E closed the door behind us and dusted his hands. “There. He’s only scared of stairs.” He had the grace to look down at the gleaming waxed antique floor. “And you don’t need to be afraid he’ll hurt the floors. I got him little llama tennis shoes, because ’chelle gets upset if he leaves hoof marks on the carpet.”
The sound of hooves changed to the footfalls of a well-behaved, impeccably shod llama, and I wondered what Michelle had really gotten upset at.
Ben was explaining Michelle and All-ex as we were led down a pale-blue hallway to a very comfortable-looking sitting room, done up in sofas covered in what looked not so much like pastels, but faded jewel tones. Bookcases entirely surrounded the walls, all of them loaded down with books, but without any seeming order. There were leather-bound books right next to garish paperbacks.
“I’ll go see where Collin got to,” Peter said.
Ben started looking around at the bookcases, and E sat on the chair, petting Ccelly, who, presumably, liked the room and wasn’t causing any trouble.
“Did you tell him?” I asked.
“Yeah,” Ben said.
At that moment, Peter and Collin came back in,
bearing a tray with tea things and a plate of cookies. Before I had time to think, I was sitting on the sofa with a cup of tea and a cookie. E had a glass of milk and a cookie in each hand. When he tried to give Ccelly a cookie, Collin intervened and gave him an invisible-llama cookie.
When I’d first met Collin, I’d thought that Peter had been robbing the cradle, because Collin looked maybe twenty or twenty-one. Turned out he was my and Ben’s age and a lecturer of classics at the euphoniously named CUG—a slight play on its real name, University of Colorado at Goldport.
“So,” Peter said, sitting down across from me on one of the sofas, which were surprisingly comfortable for things that looked so prim. “Ben said you wanted to know more about Maria, next door.”
I explained about the table and the stains and how it had been bothering me even before I heard that someone had disappeared who had the same last name. “She was Jason Ashton’s wife, wasn’t she?” I asked.
Peter nodded. He looked circumspect, as though he’d tell me some things, but not all, and would very much like to know why I felt a need to ask.
“It’s like this,” I said. “The table was a good price, and it looks great, but I’m afraid that if I fix it and sell it, I’ll be cooperating in destroying evidence of a crime.”
Peter looked grave. “They seem like a very nice couple,” he said. “Really. I mean, if you’re going to ask us if we heard terrible arguments, or someone crying for help…”

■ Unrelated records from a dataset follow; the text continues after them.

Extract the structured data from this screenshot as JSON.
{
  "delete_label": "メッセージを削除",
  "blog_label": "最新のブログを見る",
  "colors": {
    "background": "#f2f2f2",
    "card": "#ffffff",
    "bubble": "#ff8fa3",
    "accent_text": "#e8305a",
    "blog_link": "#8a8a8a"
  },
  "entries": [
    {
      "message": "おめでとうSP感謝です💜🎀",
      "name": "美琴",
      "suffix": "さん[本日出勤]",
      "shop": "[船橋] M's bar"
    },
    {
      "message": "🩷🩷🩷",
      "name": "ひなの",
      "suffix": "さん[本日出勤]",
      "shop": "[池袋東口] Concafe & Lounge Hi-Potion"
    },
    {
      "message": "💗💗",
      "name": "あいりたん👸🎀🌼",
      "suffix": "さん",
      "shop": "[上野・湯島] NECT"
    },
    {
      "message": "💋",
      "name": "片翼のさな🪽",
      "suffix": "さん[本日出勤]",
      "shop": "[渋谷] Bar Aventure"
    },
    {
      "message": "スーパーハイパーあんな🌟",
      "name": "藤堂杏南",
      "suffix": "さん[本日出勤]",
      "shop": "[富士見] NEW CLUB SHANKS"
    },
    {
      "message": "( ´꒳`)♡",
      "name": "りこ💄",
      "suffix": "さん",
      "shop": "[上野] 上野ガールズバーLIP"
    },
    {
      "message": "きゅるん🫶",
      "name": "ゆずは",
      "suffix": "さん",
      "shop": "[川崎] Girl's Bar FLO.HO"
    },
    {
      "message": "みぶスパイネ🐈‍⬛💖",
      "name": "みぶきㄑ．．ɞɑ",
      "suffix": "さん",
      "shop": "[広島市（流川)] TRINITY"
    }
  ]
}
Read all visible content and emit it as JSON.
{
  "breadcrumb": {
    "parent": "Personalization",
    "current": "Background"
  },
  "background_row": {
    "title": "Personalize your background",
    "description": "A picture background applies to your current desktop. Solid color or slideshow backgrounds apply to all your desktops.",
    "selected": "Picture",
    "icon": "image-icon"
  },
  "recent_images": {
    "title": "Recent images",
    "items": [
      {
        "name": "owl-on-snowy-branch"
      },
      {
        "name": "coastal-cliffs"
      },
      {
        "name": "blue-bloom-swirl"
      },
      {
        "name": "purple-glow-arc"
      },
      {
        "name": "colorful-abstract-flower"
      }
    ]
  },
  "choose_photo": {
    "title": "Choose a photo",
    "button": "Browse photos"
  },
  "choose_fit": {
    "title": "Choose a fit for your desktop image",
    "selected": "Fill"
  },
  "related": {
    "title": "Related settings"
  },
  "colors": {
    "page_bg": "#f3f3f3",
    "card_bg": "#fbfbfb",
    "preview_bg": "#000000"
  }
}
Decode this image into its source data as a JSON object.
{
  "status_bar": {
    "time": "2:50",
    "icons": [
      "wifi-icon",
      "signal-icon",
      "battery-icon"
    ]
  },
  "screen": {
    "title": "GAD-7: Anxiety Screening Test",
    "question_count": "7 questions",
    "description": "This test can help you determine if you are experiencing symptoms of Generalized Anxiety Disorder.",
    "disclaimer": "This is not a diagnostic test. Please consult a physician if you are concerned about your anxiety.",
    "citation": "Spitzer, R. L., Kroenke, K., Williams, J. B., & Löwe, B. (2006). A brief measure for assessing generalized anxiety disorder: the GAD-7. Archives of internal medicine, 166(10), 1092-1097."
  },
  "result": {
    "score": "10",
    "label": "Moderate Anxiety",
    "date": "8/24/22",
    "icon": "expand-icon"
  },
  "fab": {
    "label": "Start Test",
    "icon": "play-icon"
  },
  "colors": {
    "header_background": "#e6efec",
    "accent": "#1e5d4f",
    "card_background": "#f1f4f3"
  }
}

“No…I just…” I shrugged and bit into my cookie. “I’m sorry. I probably shouldn’t have disturbed you. I was going to ring the doorbell next door, but Ben thought…”
Ben sighed. “Peter, we’re not going to repeat any gossip anywhere, and Dyce is not going to go running to the police. If it helps, she’s experienced enough with refinishing that if she thinks something sounds odd, it probably is.”
“It’s the fact that no one would disguise expensive wood as cheap,” I said.